Jayne asked on facebook, “what are your dreams and ambitions?”
I could talk to you for hours about this because the journey towards developing and framing one has been a long and winding road with many false starts and missteps
I can sort of reverse engineer them from my childhood ambitions- to be an astronaut, scientist, video game designer, website maker, lawyer, journalist, blogger, novelist
If you zoom out from the functional fixedness of the roles: I want to explore, to learn, to create meaningful experiences, to argue for what is fair, and to play with words
In practical terms, the main thing is just to sustain an uncommonly intense writing practice, which I have been doing. I have some “would be nice” plans like writing X number of short stories, novels, get featured here, meet that person”, etc, but I’m not too attached to any of those things. The main thing is to just write intensely every day until I die, and to have tolerable quality of life in the interim. Everything else is quite negotiable
Jayne: That’s just it I guess, that strange balance of the “nice to haves” and the things you know you need to fulfill / accomplish. In your case i guess it’s to become the best writer you could be, and you truly believe that by questioning and doing intensely, that you’ll get there?

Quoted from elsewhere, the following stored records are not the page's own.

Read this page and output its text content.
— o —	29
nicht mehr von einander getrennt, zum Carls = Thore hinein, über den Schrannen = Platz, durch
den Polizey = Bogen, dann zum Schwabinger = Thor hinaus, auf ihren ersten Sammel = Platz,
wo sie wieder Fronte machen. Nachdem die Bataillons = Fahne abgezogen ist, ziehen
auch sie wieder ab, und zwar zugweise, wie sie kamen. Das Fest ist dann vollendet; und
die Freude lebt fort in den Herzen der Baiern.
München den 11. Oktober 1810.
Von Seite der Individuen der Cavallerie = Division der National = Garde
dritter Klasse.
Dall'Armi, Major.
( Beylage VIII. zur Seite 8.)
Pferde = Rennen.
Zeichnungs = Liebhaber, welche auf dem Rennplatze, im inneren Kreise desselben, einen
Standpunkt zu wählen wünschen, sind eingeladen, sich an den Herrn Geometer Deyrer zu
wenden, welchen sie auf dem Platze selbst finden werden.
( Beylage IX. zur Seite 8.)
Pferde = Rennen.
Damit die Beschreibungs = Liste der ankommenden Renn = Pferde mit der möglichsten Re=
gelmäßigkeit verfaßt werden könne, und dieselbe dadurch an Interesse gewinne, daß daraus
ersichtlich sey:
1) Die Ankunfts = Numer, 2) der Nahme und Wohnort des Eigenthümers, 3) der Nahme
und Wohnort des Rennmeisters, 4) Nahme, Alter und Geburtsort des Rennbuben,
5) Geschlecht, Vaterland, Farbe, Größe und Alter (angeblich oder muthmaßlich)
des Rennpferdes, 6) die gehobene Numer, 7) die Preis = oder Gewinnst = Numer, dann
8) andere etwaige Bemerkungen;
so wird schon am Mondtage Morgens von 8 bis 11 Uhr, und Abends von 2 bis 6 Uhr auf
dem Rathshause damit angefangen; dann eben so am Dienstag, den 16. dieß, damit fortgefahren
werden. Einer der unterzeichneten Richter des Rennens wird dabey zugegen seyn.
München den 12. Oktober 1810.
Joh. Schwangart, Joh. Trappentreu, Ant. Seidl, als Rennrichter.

Yep. I’ve made enough progress so far and received enough feedback to know that I’m on the right track. Everything else is just refinement, doubling down on what works, throwing out what doesn’t, sticking to it, etc.
This is the important part though:
I didn’t always have such clarity that I wanted to be a writer in the purposeful, active, proactive sense.
I wouldn’t have dared to dream that as a kid, because I had (and still have) uncommonly high standards when it comes to writing. Writing was always close to me, something I always turned to, but I didn’t dare make it “my thing” until maybe my NS years– and even then it was more like, “let’s take this hobby more seriously” rather than a devoted vocation.
So I just kept it on the backburner while trying out all sorts of other things.
I got some criticisms of some of my early writing, but it just made me think “They don’t understand what I’m trying to say, I need to work harder and be clearer” rather than “This isn’t for me.”
(And I’m not one of those people who work crazy-hard at everything. I have said ‘”this isn’t for me” for many things.)
Only after I started getting positive responses and feedback did I dare to believe that yes, I’ve got a serious shot at being an uncommonly good writer.
TLDR– You’re absolutely right, though I feel it’s important that to emphasize that the “truly believe” bit was neither inborn nor a bolt out of the blue. It was something that developed over time, experience, feedback.
Jayne: That’s nice to hear; it’s very real, this responding to feedback thing. Some people have that unwavering belief in themselves in exactly what they want to achieve, no matter if it’s not in sight. But maybe for people like you and i, we have hopes and aspirations to be the best possible versions of ourselves, we just don’t know what that exactly is till we get more experience and criticism over time. There is much hope for us
I have my serious doubts about the “unwavering belief” people. I think there’s a lot of selection bias and survivorship bias, and myth building. Memories are reconstructed every time we remember them. So if we get successful at something, it’s then very easy to connect the dots backwards and assume that we were ambitious all along, destined, etc etc. It gets messy. It’s very easy to say that I always wanted to be a writer. But I always wanted to be an astronaut, too. So I think the “unwavering belief” thing is very misleading. It’s more about feedback loops, really.
So actually… I prefer not to ask people about their ambitions. Ambition is a heavy word, and it can get a bit performative.
I prefer to ask about taste. What are you very exacting about? (You: food, me: words.) The more anal you are about something, the better a shot you have at being world-class at it, because you’ll obsess over it longer than anybody else, and you’ll dream about it, think about it in the shower, and so on.
The scary thing, though, is that because you have such high standards, you’re hyper-conscious of your own failure and incompetence. Ira Glass talked about this quite beautifully.
Oh, and to address the part about “certainly those aren’t dreams and ambitions” – I think you’re either being unfair to yourself or you’re playing with hand-me-down ideas that aren’t very helpful. “Dreams And Ambitions (TM)” are a construct, and you don’t necessarily need to have some nice stock answer to trot around like a resume.
Besides writing, I have some very mundane and/or boring things that matter to me. I’d like to fix my shitty relationship with food. I’d like to learn to live in the moment, peaceful and still. I’d like to learn to swim, I’d like to enjoy a long drive on an open road. I’d like to grow old and host dinner parties with lots of thoughtful, compassionate friends. I’d like to resolve all my childhood guilt and neuroses, and when I’m old be able to say, I helped and served more than I hurt and offended.
And I’d like to laugh a lot. Many, many laughs. And orgasms. Amen.